Our Bible study classes on Sundays and Wednesdays continue. Next Saturday is the Parish Lenten Quiet Day. I will be giving some instruction, but the main idea is to be quiet for awhile. There is too little opportunity for silence in the lives most of us have laid out for ourselves. We need time to shut up, turn off the TV and the radio, park the RV, be quiet, and let God talk to us. If you say, "I'd love to come, but I have too much to do," you are only proving my point. Is five hours really too much time to devote to God? 

In the charity epistle, St. Paul puts all spiritual discipline into perspective. He says that no matter how much we do--run ten miles a day, avoid red meat, give up smoking, stay away from alcohol, never think once about the President, and read only religious tracts--no matter how good any of those disciplines may be in themselves, they are worthless if they don't make us more charitable. 

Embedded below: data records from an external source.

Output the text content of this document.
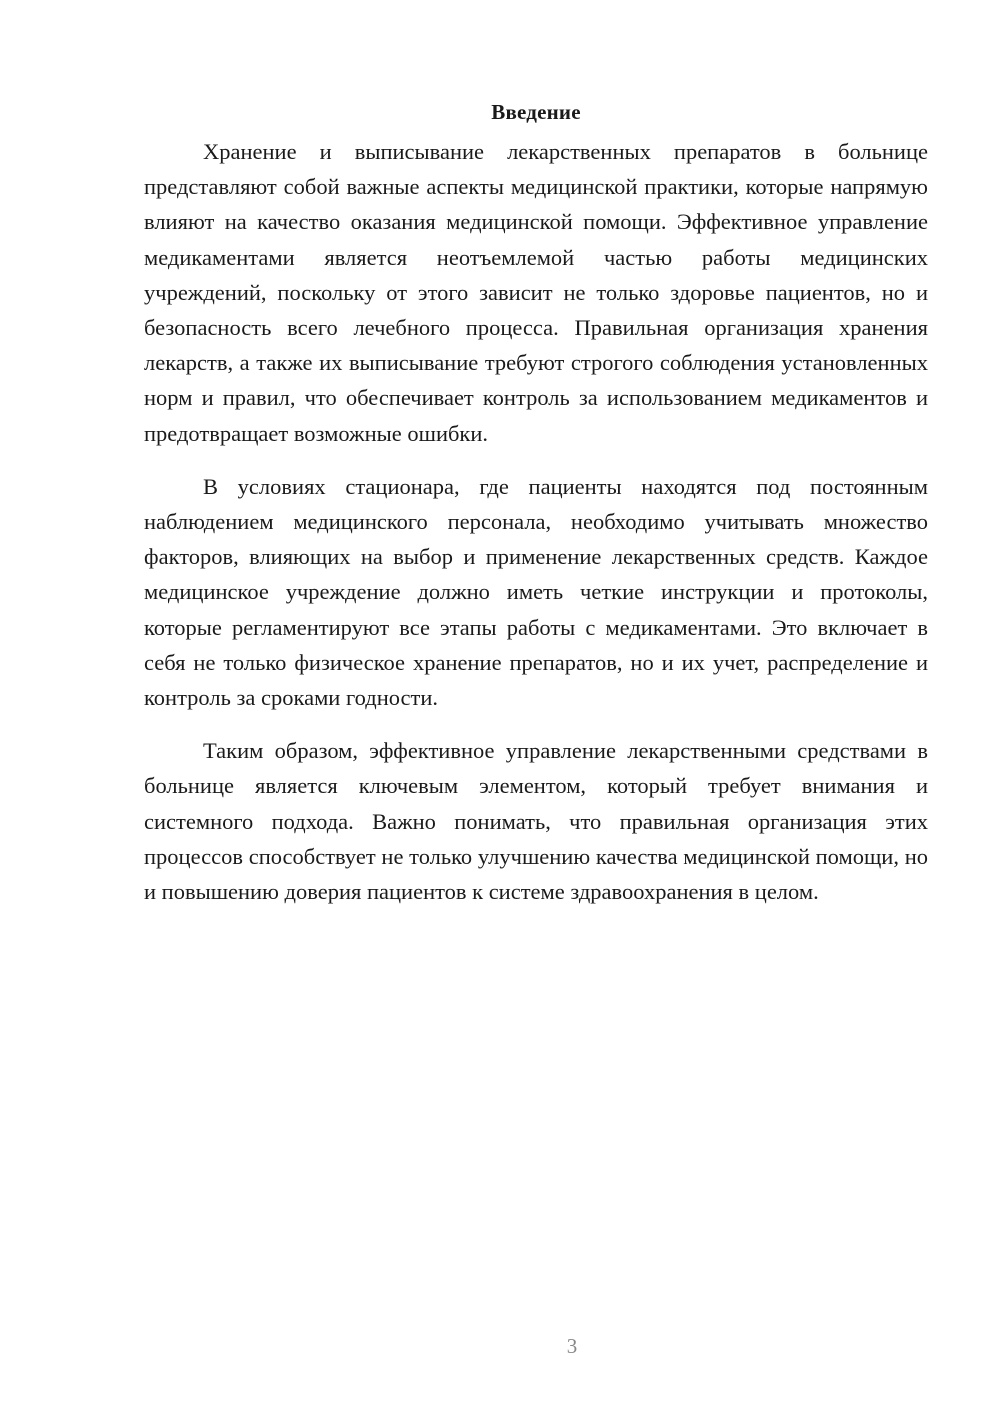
Введение

Хранение и выписывание лекарственных препаратов в больнице представляют собой важные аспекты медицинской практики, которые напрямую влияют на качество оказания медицинской помощи. Эффективное управление медикаментами является неотъемлемой частью работы медицинских учреждений, поскольку от этого зависит не только здоровье пациентов, но и безопасность всего лечебного процесса. Правильная организация хранения лекарств, а также их выписывание требуют строгого соблюдения установленных норм и правил, что обеспечивает контроль за использованием медикаментов и предотвращает возможные ошибки.

В условиях стационара, где пациенты находятся под постоянным наблюдением медицинского персонала, необходимо учитывать множество факторов, влияющих на выбор и применение лекарственных средств. Каждое медицинское учреждение должно иметь четкие инструкции и протоколы, которые регламентируют все этапы работы с медикаментами. Это включает в себя не только физическое хранение препаратов, но и их учет, распределение и контроль за сроками годности.

Таким образом, эффективное управление лекарственными средствами в больнице является ключевым элементом, который требует внимания и системного подхода. Важно понимать, что правильная организация этих процессов способствует не только улучшению качества медицинской помощи, но и повышению доверия пациентов к системе здравоохранения в целом.

3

The ultimate point of spiritual discipline is not Bible information, or greater self-awareness, or lower cholesterol, or the better opinion of your children. Good as all of those things are in themselves, the only worthwhile point of any of them is to help us want to serve other people, and then actually go ahead and do it. 

"When I was a child, I spake as a child, I understood as a child, I thought as a child: but when I became a man, I put away childish things."  Lent gives us the chance to prove it.